He left Nazareth and made his home in Capernaum by the sea, in the territory of Zebulun and Naphtali... - Matthew 4:13

Jesus left Nazareth, where he had lived with his parents all his life. Left the carpenter shop and the trade he must certainly been taught by his dad, to take over when Joseph died. Moved to Capernaum by the sea, and became friendly with the fishermen who lived there. It was unusual for someone to depart from his father's trade or to move away from his own town. Why would anybody want to do that?

Matthew says he had to live there in order to fulfill a prophecy of Isaiah about the land of Zebulun and Naphthali.

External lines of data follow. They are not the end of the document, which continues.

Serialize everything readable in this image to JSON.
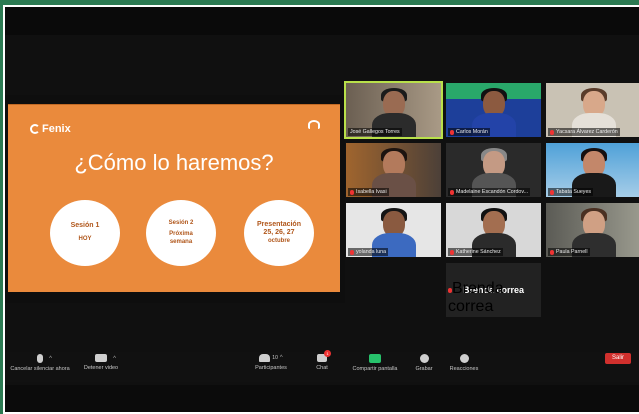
{
  "slide": {
    "logo_text": "Fenix",
    "logo_sub": "",
    "title": "¿Cómo lo haremos?",
    "circles": [
      {
        "line1": "Sesión 1",
        "line2": "HOY"
      },
      {
        "line1": "Sesión 2",
        "line2": "Próxima semana"
      },
      {
        "line1": "Presentación 25, 26, 27",
        "line2": "octubre"
      }
    ]
  },
  "participants": [
    {
      "name": "José Gallegos Torres",
      "muted": false
    },
    {
      "name": "Carlos Morán",
      "muted": true
    },
    {
      "name": "Yacsara Álvarez Carderón",
      "muted": true
    },
    {
      "name": "Isabella Ivasi",
      "muted": true
    },
    {
      "name": "Madelaine Escandón Cordov...",
      "muted": true
    },
    {
      "name": "Tabata Sueyes",
      "muted": true
    },
    {
      "name": "yolanda luna",
      "muted": true
    },
    {
      "name": "Katherine Sánchez",
      "muted": true
    },
    {
      "name": "Paula Parnell",
      "muted": true
    },
    {
      "name": "Brenda correa",
      "muted": true,
      "display": "Brenda correa"
    }
  ],
  "toolbar": {
    "mute_label": "Cancelar silenciar ahora",
    "video_label": "Detener video",
    "participants_label": "Participantes",
    "participants_count": "10",
    "chat_label": "Chat",
    "chat_badge": "1",
    "share_label": "Compartir pantalla",
    "record_label": "Grabar",
    "reactions_label": "Reacciones",
    "leave_label": "Salir"
  }
}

Maybe -- Matthew's very concerned to cover all those prophecies. Or maybe Jesus just wanted to see another part of his world. Already he must have sensed his destiny, though he might not have had a lot of details to work with. Maybe he didn't know exactly what was ahead, but he knew he wasn't going to grow old as a carpenter in Nazareth.

He would walk by the sea and see the fishermen leaving in the early morning. He would be there when they returned, watching with interest. Perhaps he got work on some of the boats -- he must have done something to keep body and soul together at this moment in his life, just as he is about to begin his new work. I am thinking that he did, and that Peter and Andrew knew him, had talked with him. Had begun thinking about the odd things he said. Wondered about their own destinies. Maybe they, too, would be leaving the familiar behind. Maybe it wasn't a surprise when he finally asked them to follow.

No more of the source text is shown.